Seems my old wagon wheels are riding out of the ruts. I can most assuredly live with that! Ya see I can live right nicely without the highs and lows. I'll take a partially cloudy day over clear and sunny. Yes-sir-ree! It be them damn dark and rainy days that this old boy don't want nothing to do with, no more!
You might say, "that's not living!" I say, "is to me." I have seen and experienced enough of the good times. On the flip side, them lows are too much for me anymore! I want to ride out my remaining years relatively peaceful. If I'm peaceful, I'm happy! Them euphoric highs are too hard on my heart, just as them lowly lows are too much for my heart. I can write on me computer, or curl up with a good book such as my current one that I'm posting and be as close to heaven as this old boy will ever get!
Why not enjoy heaven here and now. That's the secret, enjoy the fine moments that go overlooked, every day. I know one thing for absolute certainty. "My biggest enemy has always been myself!" Sure enough! Ah, but how do we change who we are? We can never change who we are! We have made our-self, by simply being our-self. Now we must forgive our-self for being not what we want to be.
To make a home within our human mind. Remember this line from Popeye The Sailor Man. "I am what I am!"
To repeat that in Glen's words, "I is what I is!"
We can lose weight, gain weight, wear all kinds of clothing, try all the self-help, meditation, religions, take drugs, drink, the list is endless. We can never escape "who's we is!"
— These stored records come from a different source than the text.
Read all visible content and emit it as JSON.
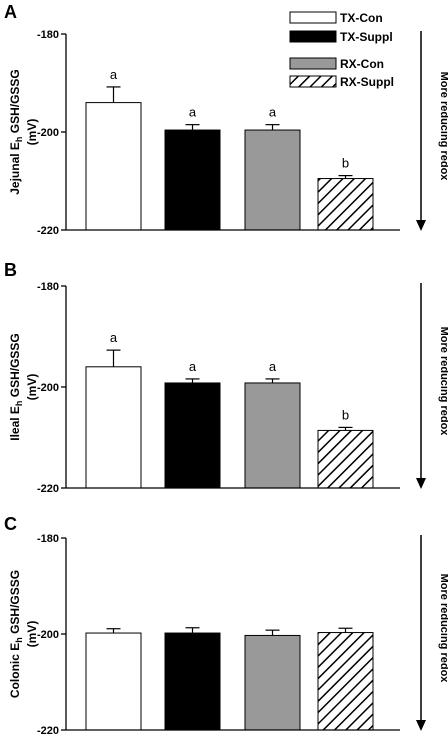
{
  "legend": [
    {
      "label": "TX-Con",
      "fill": "#ffffff"
    },
    {
      "label": "TX-Suppl",
      "fill": "#000000"
    },
    {
      "label": "RX-Con",
      "fill": "#999999"
    },
    {
      "label": "RX-Suppl",
      "fill": "hatch"
    }
  ],
  "arrow_label": "More reducing redox",
  "chart_data": [
    {
      "type": "bar",
      "panel": "A",
      "ylabel_prefix": "Jejunal E",
      "ylabel_sub": "h",
      "ylabel_suffix": " GSH/GSSG",
      "yunit": "(mV)",
      "ylim": [
        -180,
        -220
      ],
      "yticks": [
        "-180",
        "-200",
        "-220"
      ],
      "series": [
        {
          "name": "TX-Con",
          "value": -194,
          "error": 3.2,
          "letter": "a"
        },
        {
          "name": "TX-Suppl",
          "value": -199.6,
          "error": 1.1,
          "letter": "a"
        },
        {
          "name": "RX-Con",
          "value": -199.6,
          "error": 1.1,
          "letter": "a"
        },
        {
          "name": "RX-Suppl",
          "value": -209.5,
          "error": 0.6,
          "letter": "b"
        }
      ]
    },
    {
      "type": "bar",
      "panel": "B",
      "ylabel_prefix": "Ileal E",
      "ylabel_sub": "h",
      "ylabel_suffix": " GSH/GSSG",
      "yunit": "(mV)",
      "ylim": [
        -180,
        -220
      ],
      "yticks": [
        "-180",
        "-200",
        "-220"
      ],
      "series": [
        {
          "name": "TX-Con",
          "value": -196,
          "error": 3.3,
          "letter": "a"
        },
        {
          "name": "TX-Suppl",
          "value": -199.2,
          "error": 0.8,
          "letter": "a"
        },
        {
          "name": "RX-Con",
          "value": -199.2,
          "error": 0.8,
          "letter": "a"
        },
        {
          "name": "RX-Suppl",
          "value": -208.6,
          "error": 0.6,
          "letter": "b"
        }
      ]
    },
    {
      "type": "bar",
      "panel": "C",
      "ylabel_prefix": "Colonic E",
      "ylabel_sub": "h",
      "ylabel_suffix": " GSH/GSSG",
      "yunit": "(mV)",
      "ylim": [
        -180,
        -220
      ],
      "yticks": [
        "-180",
        "-200",
        "-220"
      ],
      "series": [
        {
          "name": "TX-Con",
          "value": -199.8,
          "error": 0.9,
          "letter": ""
        },
        {
          "name": "TX-Suppl",
          "value": -199.8,
          "error": 1.1,
          "letter": ""
        },
        {
          "name": "RX-Con",
          "value": -200.3,
          "error": 1.1,
          "letter": ""
        },
        {
          "name": "RX-Suppl",
          "value": -199.7,
          "error": 0.9,
          "letter": ""
        }
      ]
    }
  ]
}
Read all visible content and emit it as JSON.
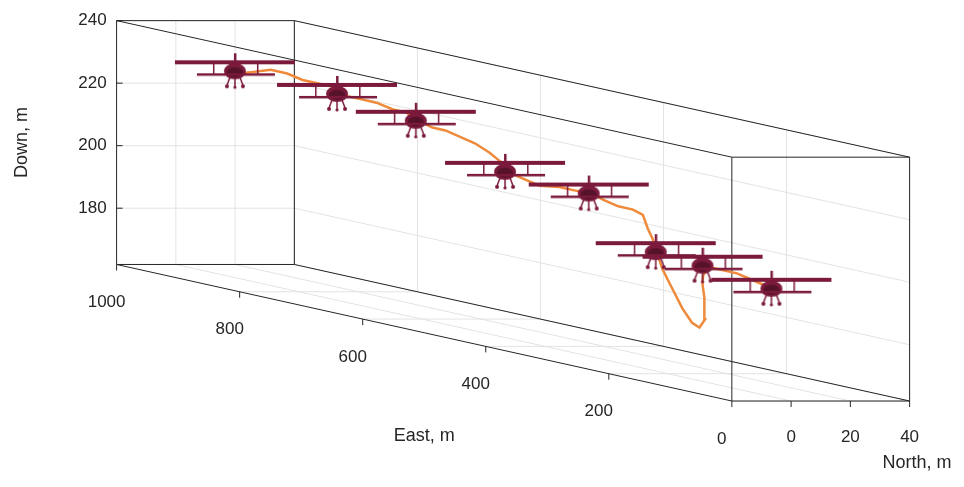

I'm going to use myself as an example. I had to fight to get a job that was promised to me the first week of November. During five months of patience, numerous conversations, misunderstandings, poor communication, etc. I start my job on April eighth. The excitement of accepting the job has been erased and permanent scars have been etched, both in mind and heart.
After a meeting with several superiors and me finalizing with handshakes did I finally clear up and get a job promised to me five months ago!
What was the emotions of a 61 year old man? Happiness no! Did not feel like high fives all around! Contentment no!
I went back to doing maintenance on a machine, after about fifteen minutes my eyes became red and I shed tears. I had to go to the bathroom to regain my composure. Seems the fact that closure to this problem caused tears to flow from an old man people might consider a hard ass. Took me by surprise but tears of closure are important.
I learn every moment of every day. I will until the last beautiful sunset of my life. We must have closure to turn the next, new page of our lives. I have been through many things, good and bad and devastating, just like all of you out there, I'm no different than you. To suffer, to laugh, to cry is human.
I'm not completely sure why I'm saying this. I reckon my release is what your reading right now. Maybe is meant to be! Sharing of emotions, stories, laughter, sadness, well just seems so right in this day of generic substitutions and hollow emotions and synthetic falsified world!!!! Goodnight my friends.